- Born: March 16, 1946 (age 80) Chittagong, Bengal Presidency, British India
- Education: University of Dhaka University of Connecticut

= Ayub Quadri =

Bangladeshi politician

Ayub Quadri (born March 16, 1946) is a former advisor for the ministries of Education and Cultural Affairs to the interim Government of Bangladesh that assumed power on January 11, 2007. After serving as an advisor for 11 months, he resigned from the post over a scandal concerning artifact theft.

==Early life==
Born in Chittagong, Bengal Presidency, British India, Quadri completed his Bachelor of Arts (Honours) and Master of Arts in English literature from Dhaka University in 1966. He obtained another master's degree in public affairs from University of Connecticut, US in 1983.

==Career==
Quadri joined the then Pakistan Civil Service (CSP) in 1969 and served the government of East Pakistan and Bangladesh in different capacities for 36 years. His major portfolios as secretary of the government included Rural Development and Cooperative Division, Ministry of Fisheries and Livestock, Ministry of Food and Disaster Management, Ministry of Agriculture, Economic Relations Division (ERD), Ministry of Water Resources and Ministry of Industries. Quadri also served as Chairman of Bangladesh Chemical Industries Corporation (BCIC) and Director General of Bangladesh Rural Development Board (BRDB). He retired from the government service in 2005.

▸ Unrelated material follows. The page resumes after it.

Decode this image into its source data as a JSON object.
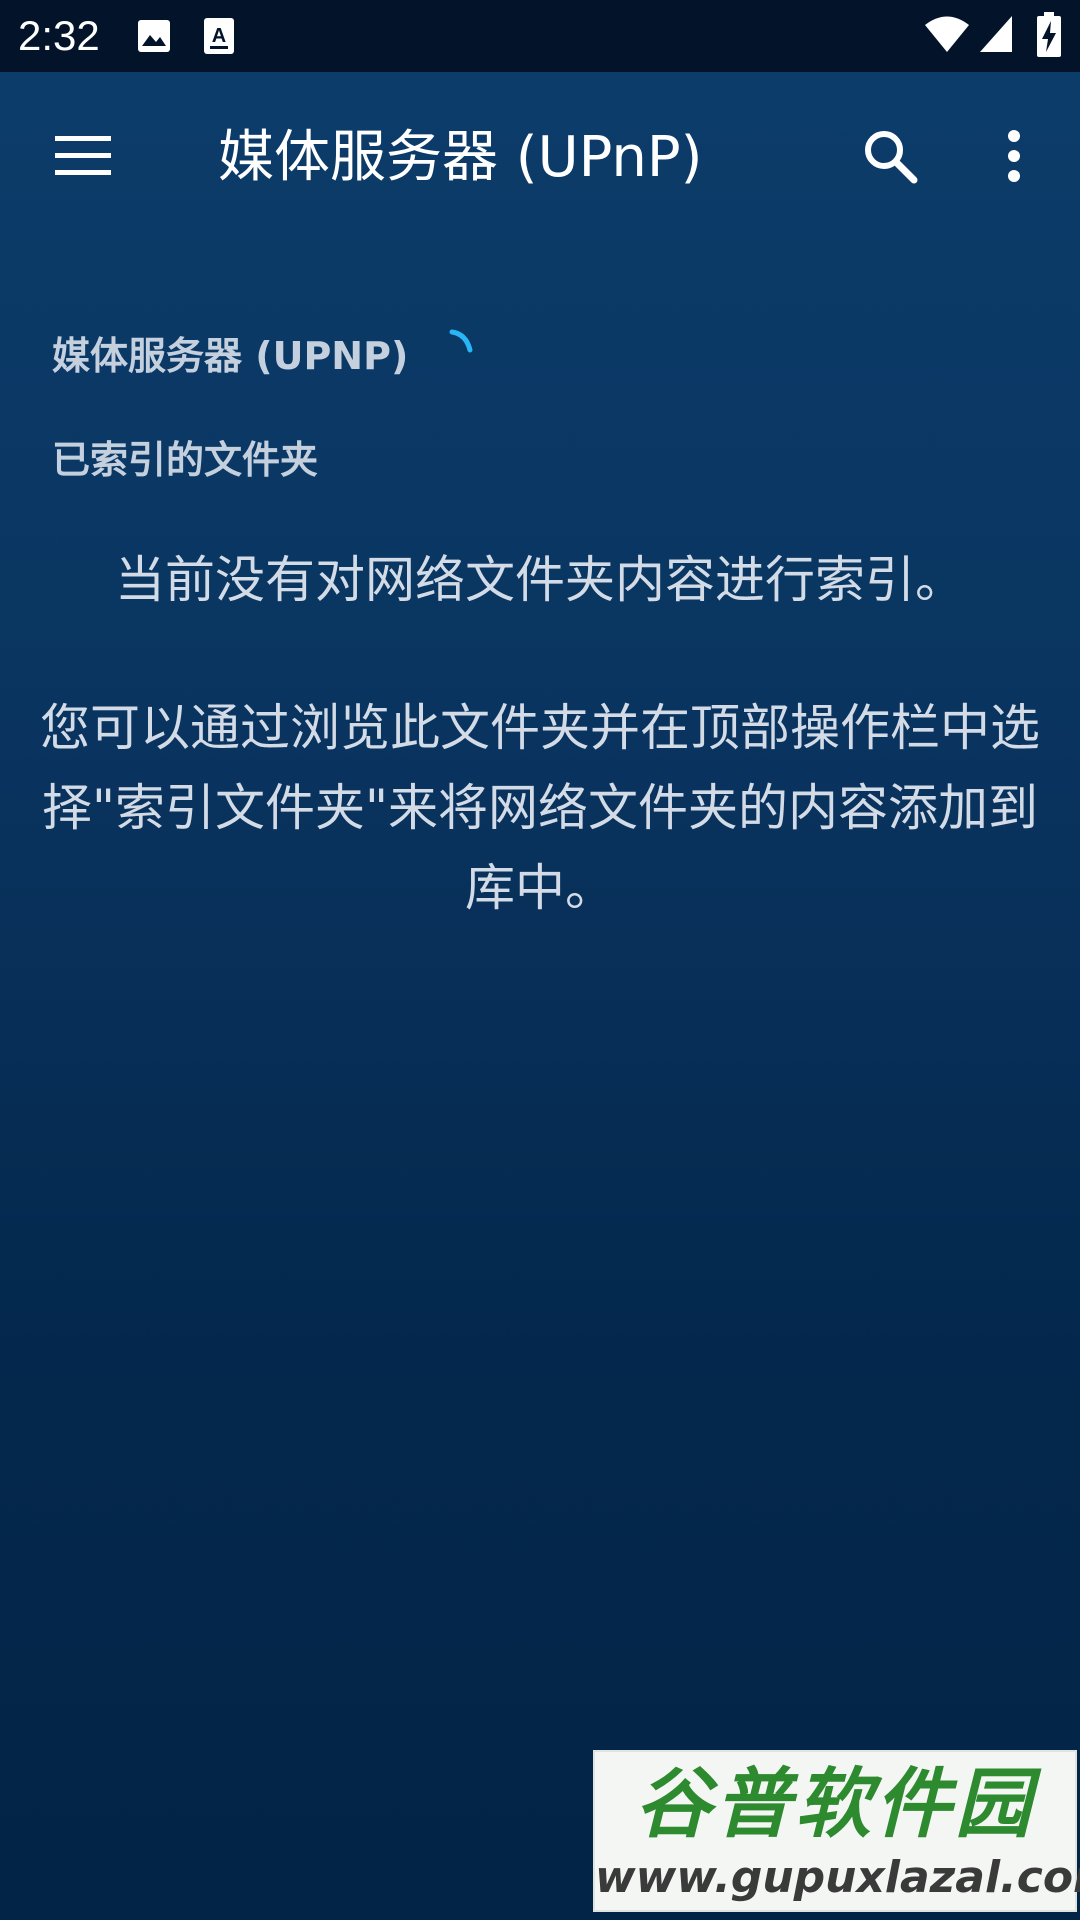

Quadri was appointed an advisor to the interim Government of Bangladesh headed by Fakhruddin Ahmed on January 16, 2007. He was given the responsibility for the Ministry of Education, Ministry of Primary and Mass Education as well as the Ministry of Cultural Affairs. His house came into attack of angry protesters seeking withdrawal of the state of emergency on August 21, 2007. On December 26, 2007 Quadri resigned from his position amid an inquiry into the theft of two rare archaeological artifacts. The antiques were lost while being boarded in a Paris-bound plane at the Dhaka airport, which was waiting to fly a consignment of antiques from Bangladesh for an exhibition at the Guimet Museum in Paris.